Editor’s note: This article is provided by the Medical Marijuana Education and Research Initiative (MMERI) of Florida A&M University.
Retired U.S. Air Force (US- AF) nurse Cherissa Jackson may have survived three deployments to Iraq and Afghanistan, where she witnessed the human toll of war, but years later she is still engaged in a battle that haunts her and hundreds of thousands of other combat veterans.
Jackson’s experiences with treating wounded soldiers left her with the invisible scars of post-traumatic stress disorder, or PTSD. It’s a serious mental health illness that Jackson believes afflicted vets should be able to counterattack with medical marijuana provided through the Veterans Affairs’ healthcare system, an option that’s prohibited because marijuana, regardless of its use, is illegal under federal law.
But she is not taking on this campaign alone; Jackson is the chief medical executive for AM- VETS’ HEAL (Healthcare, Evaluations, Advocacy and Legislation) program, a leading proponent of medical marijuana as an effective treatment for vets with PTSD and other chronic health conditions.

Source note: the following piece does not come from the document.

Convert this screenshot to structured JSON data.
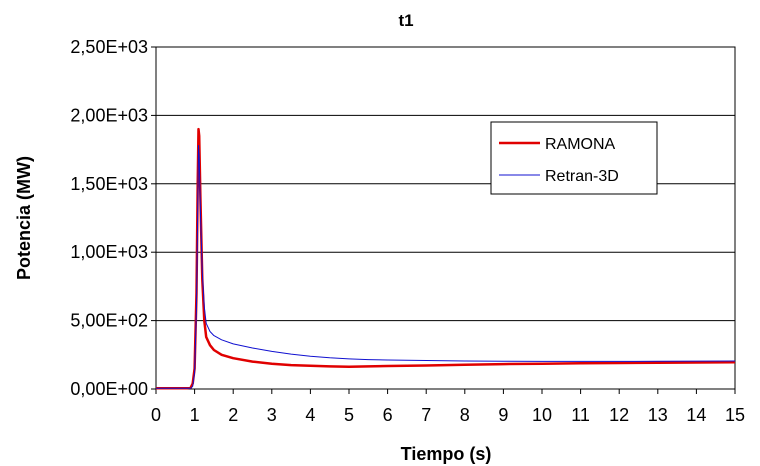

AMVETS describes itself as “the nation’s most inclusive congressionally -chartered veterans service organization,” with 250,000 members. Jackson, who served more than 23 years in the USAF and rose to the rank of captain, calls herself “America’s combat nurse” as she advocates for removing legal and bureaucratic barriers that keep vets from accessing a natural alternative to potentially addictive pharmaceuticals.
“I take this role very personally, and I’m out here every day fighting and advocating for veterans,” said Jackson, who wrote a memoir about her own struggles with PTSD, “At Peace, Not in Pieces: Powering Through the Pain.”
Jackson organized the first conference in the nation to educate veterans about the cannabis industry and the potential benefits of medical cannabis.
The Veterans Alternative Healthcare Summit was held in 2021 on June 27, National PTSD Awareness Day, as a virtual event.
It featured high-profile medical cannabis advocates Montel Williams, who served in the Marines and Navy, and Dr. Sue Sisley, a psychiatrist who has conducted research on treating PTSD patients with cannabis.
Conference topics included “Understanding the Endocannabinoid System and the Medical Benefits of Cannabis,” “Access to Medical Cannabis,” “Lobbying for Change,” “Career Opportunities for Veterans in Cannabis,” and “Cannabis Education & Research.”
Session videos available
Dr. Patricia Green-Powell, executive director of Florida A&M’s Medical Marijuana Education and Research Initiative (MMERI), was a guest panelist on Education & Research discussion.
Videos of every breakout session are posted online at www.amvetshealprogram.org.
Jackson said her motivation to stage the summit was to energize an AMVETS resolution that calls for veterans to have access to medical marijuana and, more importantly, to add fuel to a movement to allow VA healthcare providers to recommend cannabis treatments.
Currently, the VA only permits its physicians to talk about cannabis use with veterans. But the “Veterans Medical Marijuana Safe Harbor Act,” which awaits U.S. Senate action, seeks to allow VA doctors to treat vets with medical marijuana in states where it’s legal.
“That would be huge,” Jackson said of the impact the legislation, if approved, would have on veterans. “It would be a cost savings to veterans if their VA providers actually wrote the recommendations. Those medical marijuana cards are upwards of $150 to $200 just to be allowed to go inside a dispensary. VA healthcare providers also would be able to educate veterans about the efficacy of cannabis and how to use i t .”
Second summit planned
Sensing there’s momentum building for a cause that’s very personal to her as a veteran with PTSD, Jackson already has a second summit planned for this year. It will be held as an in-person event in Hawaii on Nov. 4 and 5.
“I think it’s very important for veterans to know they have options out here, and the option doesn’t always have to be an opioid. It doesn’t always have to be a medication that you don’t want to be on. I think it’s important that we spread that gospel that veterans have options. I think it’s important that we provide those resources to veterans so we can decrease veterans’ suicide rate,” she said.
While veterans cannot go to VA doctors to seek cannabis treatments, they can still go to private practice qualifying physicians at their expense in states where medical marijuana is legal. But Jackson said she runs into veterans who perpetuate the myth that they could lose their VA benefits if they’re discovered to be using cannabis.
“There isn’t anything technically out there that says if you disclose to your VA provider that you’re using cannabis you will lose your benefits. There is no law, but I know that is a fear in the veterans’ community,” she said.